Wielansky is a member of both the United Hebrew Congregation and Temple Emmanuel in St. Louis. He has played golf since he was 8 years old and carries a golf handicap index of 13. (The handicap is a number that represents a golfer’s ability on an average golf course.) The PGA West Stadium Course, host of the American Express Tournament, is not for the faint of heart. It has large, fast-undulating greens and a water-lined fairway on the 18th hole.
At his home courses in Missouri (Westwood Country Club and Boone Valley Country Club), Wielansky plays with friends. Last weekend, his playing partners were PGA pros, and he teed off being watched by huge crowds. The setting and TV cameras recording every shot and loud applause (or groans) from the gallery are enough to unsettle a player who’s not used to performing in front of thousands of onlookers. Wielansky said he just tried to focus and played his regular game.
“I just more focused on just taking my regular swing, my regular routine, just playing my game,” he said. “I was trying to stay relaxed. I was trying not to get out of my normal rhythm or what I normally do because I hit it shorter than everybody else in my group. I got hot for nine holes, which made a big difference.”

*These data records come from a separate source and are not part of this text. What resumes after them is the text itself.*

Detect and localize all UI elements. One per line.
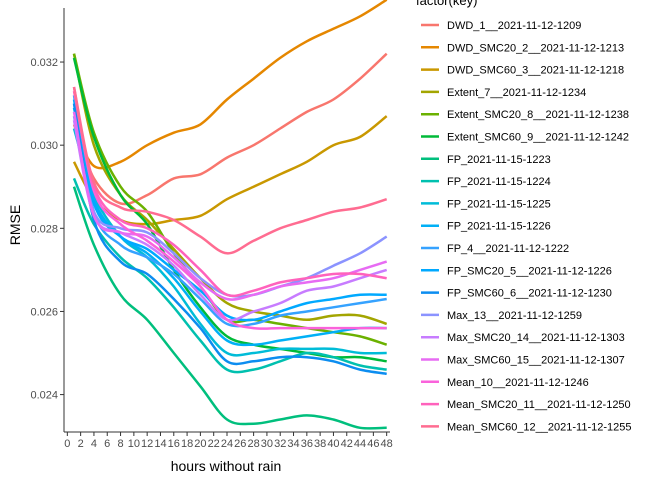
- x-tick-label: 22: [208, 438, 220, 450]
- x-tick-label: 44: [354, 438, 366, 450]
- y-tick-label: 0.030: [30, 140, 58, 152]
- series-line-16: [72, 111, 388, 301]
- x-tick-label: 0: [64, 438, 70, 450]
- y-tick-label: 0.026: [30, 306, 58, 318]
- legend: DWD_1__2021-11-12-1209 DWD_SMC20_2__2021-…: [421, 20, 632, 433]
- series-line-7: [72, 186, 387, 430]
- legend-label-9: FP_2021-11-15-1225: [447, 198, 551, 210]
- series-line-12: [72, 99, 387, 322]
- series-line-19: [72, 86, 388, 255]
- x-tick-label: 30: [261, 438, 273, 450]
- x-tick-label: 26: [234, 438, 246, 450]
- x-tick-label: 38: [314, 438, 326, 450]
- x-tick-label: 34: [287, 438, 299, 450]
- legend-label-3: DWD_SMC60_3__2021-11-12-1218: [447, 65, 624, 77]
- legend-label-5: Extent_SMC20_8__2021-11-12-1238: [447, 109, 629, 121]
- y-tick-label: 0.024: [30, 390, 58, 402]
- x-tick-label: 10: [128, 438, 140, 450]
- x-tick-label: 16: [168, 438, 180, 450]
- legend-label-14: Max_13__2021-11-12-1259: [447, 310, 582, 322]
- plot-lines: [72, 0, 388, 430]
- legend-label-12: FP_SMC20_5__2021-11-12-1226: [447, 265, 612, 277]
- legend-label-7: FP_2021-11-15-1223: [447, 154, 551, 166]
- x-tick-label: 4: [91, 438, 97, 450]
- x-tick-label: 18: [181, 438, 193, 450]
- x-tick-label: 6: [104, 438, 110, 450]
- x-tick-label: 24: [221, 438, 233, 450]
- x-axis-ticks: 0 2 4 6 8 10 12 14 16 18 20 22 24 26 28 30 32 34 36 38 40 42 4…: [64, 432, 393, 450]
- series-line-13: [72, 103, 387, 376]
- legend-label-11: FP_4__2021-11-12-1222: [447, 243, 569, 255]
- x-tick-label: 14: [154, 438, 166, 450]
- x-tick-label: 48: [381, 438, 393, 450]
- y-axis-ticks: 0.024 0.026 0.028 0.030 0.032: [30, 57, 64, 402]
- x-tick-label: 20: [194, 438, 206, 450]
- legend-label-19: Mean_SMC60_12__2021-11-12-1255: [447, 421, 632, 433]
- x-tick-label: 46: [367, 438, 379, 450]
- series-line-2: [72, 0, 388, 170]
- y-tick-label: 0.032: [30, 57, 58, 69]
- series-line-17: [72, 86, 387, 330]
- legend-label-16: Max_SMC60_15__2021-11-12-1307: [447, 355, 625, 367]
- legend-label-17: Mean_10__2021-11-12-1246: [447, 377, 589, 389]
- x-tick-label: 8: [117, 438, 123, 450]
- x-tick-label: 36: [301, 438, 313, 450]
- legend-label-10: FP_2021-11-15-1226: [447, 221, 551, 233]
- legend-title: factor(key): [416, 0, 477, 8]
- legend-label-2: DWD_SMC20_2__2021-11-12-1213: [447, 42, 624, 54]
- series-line-8: [72, 177, 387, 374]
- x-tick-label: 12: [141, 438, 153, 450]
- legend-label-18: Mean_SMC20_11__2021-11-12-1250: [447, 399, 631, 411]
- legend-label-1: DWD_1__2021-11-12-1209: [447, 20, 581, 32]
- x-tick-label: 2: [78, 438, 84, 450]
- y-tick-label: 0.028: [30, 223, 58, 235]
- series-line-11: [72, 95, 387, 328]
- x-axis-title: hours without rain: [171, 458, 282, 474]
- x-tick-label: 42: [341, 438, 353, 450]
- legend-label-4: Extent_7__2021-11-12-1234: [447, 87, 586, 99]
- legend-label-8: FP_2021-11-15-1224: [447, 176, 551, 188]
- legend-label-6: Extent_SMC60_9__2021-11-12-1242: [447, 132, 629, 144]
- x-tick-label: 32: [274, 438, 286, 450]
- legend-label-13: FP_SMC60_6__2021-11-12-1230: [447, 288, 612, 300]
- series-line-1: [72, 52, 388, 206]
- x-tick-label: 40: [327, 438, 339, 450]
- y-axis-title: RMSE: [7, 205, 23, 245]
- x-tick-label: 28: [247, 438, 259, 450]
- series-line-18: [72, 90, 387, 298]
- legend-label-15: Max_SMC20_14__2021-11-12-1303: [447, 332, 625, 344]
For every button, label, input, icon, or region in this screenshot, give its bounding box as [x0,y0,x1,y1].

He continued, saying “my pro partner, Kevin Yu, was a terrific guy, a terrific player. He shot six under that day. He was two under on the front, four under on the back. One of the holes that I birdied, that I got a stroke on for eagle, he eagled. We really worked well together and had a really good day.”
The surreal experience of winning the pro-am was capped off when Wielansky accepted the 30-lb. crystal trophy and stood next to Nick Dunlap, the pro winner. In a bizarre twist, Dunlap is also an amateur player. At 20 years old, he is the first amateur to win a PGA tournament in 33 years. Phil Mickelson was the last amateur to pull off that feat in 1991 before he turned pro.

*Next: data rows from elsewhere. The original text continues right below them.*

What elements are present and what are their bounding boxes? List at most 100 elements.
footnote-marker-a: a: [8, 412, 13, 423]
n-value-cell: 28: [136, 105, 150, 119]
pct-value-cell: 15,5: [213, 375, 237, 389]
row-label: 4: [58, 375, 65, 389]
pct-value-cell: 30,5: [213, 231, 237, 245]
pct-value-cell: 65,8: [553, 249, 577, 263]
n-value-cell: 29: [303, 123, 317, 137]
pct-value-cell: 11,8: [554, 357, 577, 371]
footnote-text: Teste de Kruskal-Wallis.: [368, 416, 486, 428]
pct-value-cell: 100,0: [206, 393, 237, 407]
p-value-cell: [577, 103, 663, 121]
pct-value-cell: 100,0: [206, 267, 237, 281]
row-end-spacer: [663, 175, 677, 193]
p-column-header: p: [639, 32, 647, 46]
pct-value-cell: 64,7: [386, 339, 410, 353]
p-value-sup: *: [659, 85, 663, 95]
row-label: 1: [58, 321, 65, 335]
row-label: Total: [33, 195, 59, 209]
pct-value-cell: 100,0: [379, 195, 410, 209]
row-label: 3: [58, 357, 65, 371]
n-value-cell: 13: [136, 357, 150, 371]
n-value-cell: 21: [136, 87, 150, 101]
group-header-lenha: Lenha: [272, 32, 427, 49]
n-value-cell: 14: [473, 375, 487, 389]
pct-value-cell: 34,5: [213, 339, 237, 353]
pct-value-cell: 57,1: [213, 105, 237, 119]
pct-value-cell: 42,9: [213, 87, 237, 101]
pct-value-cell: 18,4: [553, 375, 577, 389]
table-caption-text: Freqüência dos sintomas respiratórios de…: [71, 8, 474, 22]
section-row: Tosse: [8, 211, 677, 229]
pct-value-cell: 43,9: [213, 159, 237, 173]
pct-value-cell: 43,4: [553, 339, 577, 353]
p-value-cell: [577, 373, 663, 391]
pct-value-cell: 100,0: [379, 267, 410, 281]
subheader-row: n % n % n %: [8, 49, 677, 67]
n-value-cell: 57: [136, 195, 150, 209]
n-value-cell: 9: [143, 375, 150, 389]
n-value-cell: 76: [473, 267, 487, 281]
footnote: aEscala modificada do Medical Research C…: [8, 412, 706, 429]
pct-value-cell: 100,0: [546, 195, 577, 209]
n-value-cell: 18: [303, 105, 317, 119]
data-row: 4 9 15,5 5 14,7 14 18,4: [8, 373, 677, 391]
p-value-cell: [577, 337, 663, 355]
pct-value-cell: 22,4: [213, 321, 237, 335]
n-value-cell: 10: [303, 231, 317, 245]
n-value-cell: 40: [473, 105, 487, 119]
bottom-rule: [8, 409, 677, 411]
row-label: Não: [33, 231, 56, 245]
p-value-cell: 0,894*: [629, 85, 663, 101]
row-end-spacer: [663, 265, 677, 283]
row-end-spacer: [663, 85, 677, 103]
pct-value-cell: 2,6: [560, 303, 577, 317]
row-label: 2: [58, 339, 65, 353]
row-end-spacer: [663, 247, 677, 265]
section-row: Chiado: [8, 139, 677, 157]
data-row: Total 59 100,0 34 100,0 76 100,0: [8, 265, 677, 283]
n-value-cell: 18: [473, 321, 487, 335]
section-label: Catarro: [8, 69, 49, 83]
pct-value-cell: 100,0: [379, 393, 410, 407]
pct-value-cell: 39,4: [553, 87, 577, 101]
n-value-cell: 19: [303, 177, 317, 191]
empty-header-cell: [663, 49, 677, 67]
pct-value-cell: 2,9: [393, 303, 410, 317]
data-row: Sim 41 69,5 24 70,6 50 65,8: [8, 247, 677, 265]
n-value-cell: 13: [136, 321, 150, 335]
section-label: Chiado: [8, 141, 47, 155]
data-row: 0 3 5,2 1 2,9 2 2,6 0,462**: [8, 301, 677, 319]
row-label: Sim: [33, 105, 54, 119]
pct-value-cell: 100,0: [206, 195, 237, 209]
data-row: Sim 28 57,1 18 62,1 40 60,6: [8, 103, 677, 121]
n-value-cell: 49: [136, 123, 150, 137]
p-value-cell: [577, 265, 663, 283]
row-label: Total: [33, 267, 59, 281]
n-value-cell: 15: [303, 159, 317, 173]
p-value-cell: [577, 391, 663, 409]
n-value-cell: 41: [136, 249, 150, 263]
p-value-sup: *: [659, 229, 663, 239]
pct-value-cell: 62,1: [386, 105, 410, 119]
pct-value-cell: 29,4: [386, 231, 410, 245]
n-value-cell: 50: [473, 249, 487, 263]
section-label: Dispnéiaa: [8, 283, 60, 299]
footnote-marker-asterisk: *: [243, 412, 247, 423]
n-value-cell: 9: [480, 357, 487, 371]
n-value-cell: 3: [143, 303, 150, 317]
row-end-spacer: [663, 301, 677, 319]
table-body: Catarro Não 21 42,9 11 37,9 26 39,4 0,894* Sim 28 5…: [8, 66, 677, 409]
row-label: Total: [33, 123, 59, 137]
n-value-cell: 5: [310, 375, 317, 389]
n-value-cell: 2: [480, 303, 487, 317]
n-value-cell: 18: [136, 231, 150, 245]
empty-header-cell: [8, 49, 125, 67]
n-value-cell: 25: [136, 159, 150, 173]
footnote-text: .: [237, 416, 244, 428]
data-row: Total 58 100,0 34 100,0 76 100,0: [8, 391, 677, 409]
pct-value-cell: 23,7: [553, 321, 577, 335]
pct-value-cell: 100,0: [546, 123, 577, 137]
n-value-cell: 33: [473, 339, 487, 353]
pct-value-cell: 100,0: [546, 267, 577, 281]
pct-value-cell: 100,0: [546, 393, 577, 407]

It was a feat almost as rare as two Jewish PGA Tour players winning tournaments on back-to-back weeks, which actually occurred in 2021 when Daniel Berger won the AT&T Pebble Beach Pro-Am, followed by Max Homa winning the Genesis Invitational.
Wielansky may not have had any butterflies while playing, but his wife, Laurie Katzman Wielansky, said she was so nervous that she almost avoided watching the final round: “I was hesitant the last day to even go out there.”
“Part of me said, ‘I don’t want to make him any more nervous.’ But I knew I had to get out there. If he wins, I’ll never forgive myself if I wasn’t there,” acknowledged Katzman Wielansky. “I just was so proud. It was an experience like no other.”